I have used roller support stands around the shop for years, and, like clamps, it seems whenever you think you have enough you find you need another. Now that the second shop has a table saw, it was only a matter of time before a full sheet of plywood made it’s appearance, and with it came the need for additional roller stands.
My first stop was at my local Lowes when I bought the plywood, where I found a single Kobalt roller stand available. I purchased it, but since I needed at least one more and thought I had seen that Sears had their stands on sale I headed over to the other side of town. The Craftsman 16489 stands were indeed on sale at $12.99 each, and as the older Craftsman stands I have at the main shop have served me well and the price was excellent I went ahead and bought two.
Unlike the Kobalt stand (and my older Craftsman stands), which came fully assembled in a large, relatively flat, box, the Craftsman 16489 stands were packed much more compactly in a smaller box and required some assembly. The stand body itself was already assembled, so the assembly was a fairly quick mounting of the legs and the roller head using a provided hex wrench. The legs had a semi-captive barrel nut, but the roller head needed a wrench to hold the nut – not a big deal, but somewhat interesting that only 1 of 2 required tools were provided.
During assembly I noticed 2 things about the 16489 design that seemed different from prior experience:
- The “heavy duty steel construction” was pretty lightweight. In particular, the square tubing of the body seemed remarkably thin relative to other stands I have experience with.
- The barrel nut mounting of the legs to the body seemed reasonable, but with the combination of the thin tube and the oversize hole needed to be able to get the barrel nut into place during assembly it felt a little less stable than another “leg mounting required” stand I have used that had a welded nut in the tube and reinforcement around the mounting area.
That said, once everything was tightened down the stands seemed sturdy but a touch light relative to other stands I have used, and I had no concerns with using them.
In use, however, I was less than satisfied. I had the two 16489 stands positioned on the outfeed side of the saw as I ripped a 4×8 sheet down the middle. The stands worked well catching the plywood as it came off the saw, but when I had finished the cut and lifted the end of one of the pieces to pull it back to me the stand seemed to slide on the floor a touch before the wood started rolling on the roller, and as I pulled the piece back the stand fell over. On it’s own not a big deal, though it’s the first time I’ve ever had a stand fall. What surprised me most was when I went to pick it back up I found that one of the legs had become detached from the body. On a closer inspection I saw that the square tubing at the bottom of the body had twisted slightly, and that had allowed the barrel nut to come out on that side. I have no way of knowing if it twisted prior to falling over or after the fall, but when I reassembled the leg to the body I noticed that the tubing had twisted enough that when one end of the twisted leg was on the ground the other end was about an inch above the ground. I was able to twist it back to something approach flat relatively easily by hand.

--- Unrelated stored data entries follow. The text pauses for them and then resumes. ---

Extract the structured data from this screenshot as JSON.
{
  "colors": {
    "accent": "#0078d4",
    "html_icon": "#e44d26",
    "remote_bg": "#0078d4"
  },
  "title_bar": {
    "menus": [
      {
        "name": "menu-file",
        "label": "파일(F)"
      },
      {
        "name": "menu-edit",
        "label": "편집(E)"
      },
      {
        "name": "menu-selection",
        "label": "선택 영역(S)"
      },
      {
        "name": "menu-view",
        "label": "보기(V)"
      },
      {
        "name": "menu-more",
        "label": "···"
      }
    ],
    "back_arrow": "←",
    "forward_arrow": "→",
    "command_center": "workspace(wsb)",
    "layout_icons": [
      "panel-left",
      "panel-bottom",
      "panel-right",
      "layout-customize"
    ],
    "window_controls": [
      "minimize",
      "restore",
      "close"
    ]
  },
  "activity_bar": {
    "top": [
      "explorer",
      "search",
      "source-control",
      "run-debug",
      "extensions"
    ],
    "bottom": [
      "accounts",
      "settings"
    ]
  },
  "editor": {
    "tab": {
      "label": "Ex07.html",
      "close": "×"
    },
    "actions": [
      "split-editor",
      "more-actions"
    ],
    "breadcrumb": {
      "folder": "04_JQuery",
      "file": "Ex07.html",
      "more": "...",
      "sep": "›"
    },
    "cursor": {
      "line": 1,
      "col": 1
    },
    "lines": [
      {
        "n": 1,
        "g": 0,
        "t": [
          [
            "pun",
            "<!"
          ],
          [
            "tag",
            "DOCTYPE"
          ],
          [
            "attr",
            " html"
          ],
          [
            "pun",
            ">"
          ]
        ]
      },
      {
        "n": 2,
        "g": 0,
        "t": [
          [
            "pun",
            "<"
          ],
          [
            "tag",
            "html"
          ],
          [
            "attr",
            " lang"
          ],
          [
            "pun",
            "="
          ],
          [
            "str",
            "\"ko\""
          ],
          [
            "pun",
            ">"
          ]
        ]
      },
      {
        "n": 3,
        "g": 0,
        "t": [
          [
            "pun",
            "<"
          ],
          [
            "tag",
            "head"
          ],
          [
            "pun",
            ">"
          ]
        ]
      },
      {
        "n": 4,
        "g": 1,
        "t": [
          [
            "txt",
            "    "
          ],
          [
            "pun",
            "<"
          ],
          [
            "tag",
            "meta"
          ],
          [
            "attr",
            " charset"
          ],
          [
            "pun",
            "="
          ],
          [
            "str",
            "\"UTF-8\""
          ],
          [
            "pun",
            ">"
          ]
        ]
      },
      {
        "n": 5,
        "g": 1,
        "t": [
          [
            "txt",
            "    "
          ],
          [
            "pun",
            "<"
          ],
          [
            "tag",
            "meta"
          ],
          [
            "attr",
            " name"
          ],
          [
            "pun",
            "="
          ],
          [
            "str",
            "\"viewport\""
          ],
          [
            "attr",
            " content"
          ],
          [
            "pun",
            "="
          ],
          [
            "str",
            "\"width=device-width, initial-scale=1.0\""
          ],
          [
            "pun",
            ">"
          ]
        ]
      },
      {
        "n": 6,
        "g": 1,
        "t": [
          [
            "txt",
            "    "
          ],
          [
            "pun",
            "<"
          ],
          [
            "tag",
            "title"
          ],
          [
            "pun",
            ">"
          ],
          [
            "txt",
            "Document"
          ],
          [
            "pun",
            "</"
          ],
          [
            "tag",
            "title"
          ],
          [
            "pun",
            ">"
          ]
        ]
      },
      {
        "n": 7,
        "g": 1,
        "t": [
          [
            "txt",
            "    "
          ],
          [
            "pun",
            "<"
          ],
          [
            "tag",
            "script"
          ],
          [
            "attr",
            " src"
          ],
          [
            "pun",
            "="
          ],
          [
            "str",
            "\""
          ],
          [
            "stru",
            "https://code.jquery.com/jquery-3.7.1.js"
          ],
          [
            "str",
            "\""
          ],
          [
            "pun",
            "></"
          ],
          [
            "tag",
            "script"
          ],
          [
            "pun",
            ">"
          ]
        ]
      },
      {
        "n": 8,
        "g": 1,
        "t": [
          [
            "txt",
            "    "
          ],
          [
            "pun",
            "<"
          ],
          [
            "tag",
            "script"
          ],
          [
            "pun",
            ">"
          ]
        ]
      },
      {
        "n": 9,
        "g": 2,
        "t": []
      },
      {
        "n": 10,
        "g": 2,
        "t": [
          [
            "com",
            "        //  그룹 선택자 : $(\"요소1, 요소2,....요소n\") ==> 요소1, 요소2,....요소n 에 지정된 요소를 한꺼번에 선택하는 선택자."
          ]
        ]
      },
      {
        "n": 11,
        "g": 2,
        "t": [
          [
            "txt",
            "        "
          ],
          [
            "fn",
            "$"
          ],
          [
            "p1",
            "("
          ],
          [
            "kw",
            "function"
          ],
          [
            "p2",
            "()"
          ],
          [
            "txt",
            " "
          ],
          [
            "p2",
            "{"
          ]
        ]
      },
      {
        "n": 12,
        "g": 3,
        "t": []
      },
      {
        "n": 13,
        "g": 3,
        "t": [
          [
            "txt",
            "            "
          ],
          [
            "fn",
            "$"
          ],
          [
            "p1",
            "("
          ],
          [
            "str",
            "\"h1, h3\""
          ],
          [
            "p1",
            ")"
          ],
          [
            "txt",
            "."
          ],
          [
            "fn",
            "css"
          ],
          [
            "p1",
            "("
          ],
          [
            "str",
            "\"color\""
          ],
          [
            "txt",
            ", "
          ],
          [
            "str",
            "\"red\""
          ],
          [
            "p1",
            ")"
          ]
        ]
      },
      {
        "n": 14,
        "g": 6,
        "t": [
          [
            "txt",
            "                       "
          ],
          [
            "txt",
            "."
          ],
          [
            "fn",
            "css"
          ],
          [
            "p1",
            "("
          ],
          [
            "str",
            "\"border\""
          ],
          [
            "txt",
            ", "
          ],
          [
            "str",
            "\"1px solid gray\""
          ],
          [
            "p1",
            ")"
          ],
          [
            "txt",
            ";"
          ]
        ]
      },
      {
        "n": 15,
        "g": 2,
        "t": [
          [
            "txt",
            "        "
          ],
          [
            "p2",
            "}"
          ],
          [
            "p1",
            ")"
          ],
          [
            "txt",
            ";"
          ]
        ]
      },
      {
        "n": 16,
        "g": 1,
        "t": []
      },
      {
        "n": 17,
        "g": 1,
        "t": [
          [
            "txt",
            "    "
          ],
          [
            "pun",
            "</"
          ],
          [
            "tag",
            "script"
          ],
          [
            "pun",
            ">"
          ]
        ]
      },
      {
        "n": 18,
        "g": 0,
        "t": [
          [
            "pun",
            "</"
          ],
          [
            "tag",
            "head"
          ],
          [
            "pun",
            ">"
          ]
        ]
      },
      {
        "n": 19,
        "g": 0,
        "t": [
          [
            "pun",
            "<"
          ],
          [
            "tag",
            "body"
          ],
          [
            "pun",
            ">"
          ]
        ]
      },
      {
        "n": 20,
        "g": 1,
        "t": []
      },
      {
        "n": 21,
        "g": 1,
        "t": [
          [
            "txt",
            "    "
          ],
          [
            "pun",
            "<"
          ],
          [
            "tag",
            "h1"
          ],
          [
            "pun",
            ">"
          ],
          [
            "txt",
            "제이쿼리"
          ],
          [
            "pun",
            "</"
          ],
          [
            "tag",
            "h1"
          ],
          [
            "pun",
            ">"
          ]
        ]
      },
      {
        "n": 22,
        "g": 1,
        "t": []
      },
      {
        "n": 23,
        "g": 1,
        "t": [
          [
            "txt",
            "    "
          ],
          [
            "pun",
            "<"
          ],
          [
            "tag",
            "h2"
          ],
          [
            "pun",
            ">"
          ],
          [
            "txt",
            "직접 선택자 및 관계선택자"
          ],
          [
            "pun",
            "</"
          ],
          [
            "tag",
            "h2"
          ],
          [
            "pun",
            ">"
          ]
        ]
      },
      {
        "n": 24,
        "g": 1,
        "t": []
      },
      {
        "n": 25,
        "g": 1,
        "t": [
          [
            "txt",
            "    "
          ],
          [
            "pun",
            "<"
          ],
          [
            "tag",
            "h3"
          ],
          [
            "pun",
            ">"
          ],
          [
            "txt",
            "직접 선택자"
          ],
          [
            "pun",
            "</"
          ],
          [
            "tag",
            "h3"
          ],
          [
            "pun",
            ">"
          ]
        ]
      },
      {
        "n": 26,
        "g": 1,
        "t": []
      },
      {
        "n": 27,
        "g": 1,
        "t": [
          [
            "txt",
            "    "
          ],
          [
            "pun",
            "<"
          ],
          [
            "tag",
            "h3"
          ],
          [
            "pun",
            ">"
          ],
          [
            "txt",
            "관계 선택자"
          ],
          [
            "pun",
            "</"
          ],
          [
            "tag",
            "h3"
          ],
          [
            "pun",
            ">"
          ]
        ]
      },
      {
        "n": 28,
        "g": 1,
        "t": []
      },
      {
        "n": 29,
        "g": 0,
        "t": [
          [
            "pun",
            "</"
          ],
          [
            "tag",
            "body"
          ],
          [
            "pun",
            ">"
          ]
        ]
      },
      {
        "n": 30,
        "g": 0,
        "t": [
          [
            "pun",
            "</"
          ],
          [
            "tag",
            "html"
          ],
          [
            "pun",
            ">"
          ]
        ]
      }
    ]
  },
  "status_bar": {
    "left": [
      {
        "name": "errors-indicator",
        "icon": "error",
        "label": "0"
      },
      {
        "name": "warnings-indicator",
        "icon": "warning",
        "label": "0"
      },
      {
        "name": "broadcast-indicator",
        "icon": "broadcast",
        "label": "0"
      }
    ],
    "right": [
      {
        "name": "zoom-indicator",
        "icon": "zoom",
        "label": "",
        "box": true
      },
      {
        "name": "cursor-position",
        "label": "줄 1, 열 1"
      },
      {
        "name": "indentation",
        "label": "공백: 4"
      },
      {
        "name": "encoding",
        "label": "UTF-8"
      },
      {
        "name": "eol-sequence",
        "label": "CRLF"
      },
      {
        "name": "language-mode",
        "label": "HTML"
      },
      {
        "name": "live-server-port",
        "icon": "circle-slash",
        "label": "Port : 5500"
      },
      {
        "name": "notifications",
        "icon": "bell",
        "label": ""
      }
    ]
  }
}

The roller head on these stands appears to be quite good, so I’m crediting the slide and subsequent fall less to an issue with the head than to the geometry and relatively light weight of the stand not being enough to counter the weight change which occurred when I lifted the end of the piece of wood it was supporting and changed the force direction from vertical to having a sideways component.
In summary, now that I have these stands and at the price I paid I will keep using them, but I’ll reserve them for relatively light duty jobs and maybe put a concrete block on the legs to give it a bit more stability. Knowing what I do now, though, I would not have bought these stands as there are may other options out there that are more suitable to the job, and I’m disappointed that Sears has opted to take a very good older stand design and changed it to where it’s not capable of doing the same thing.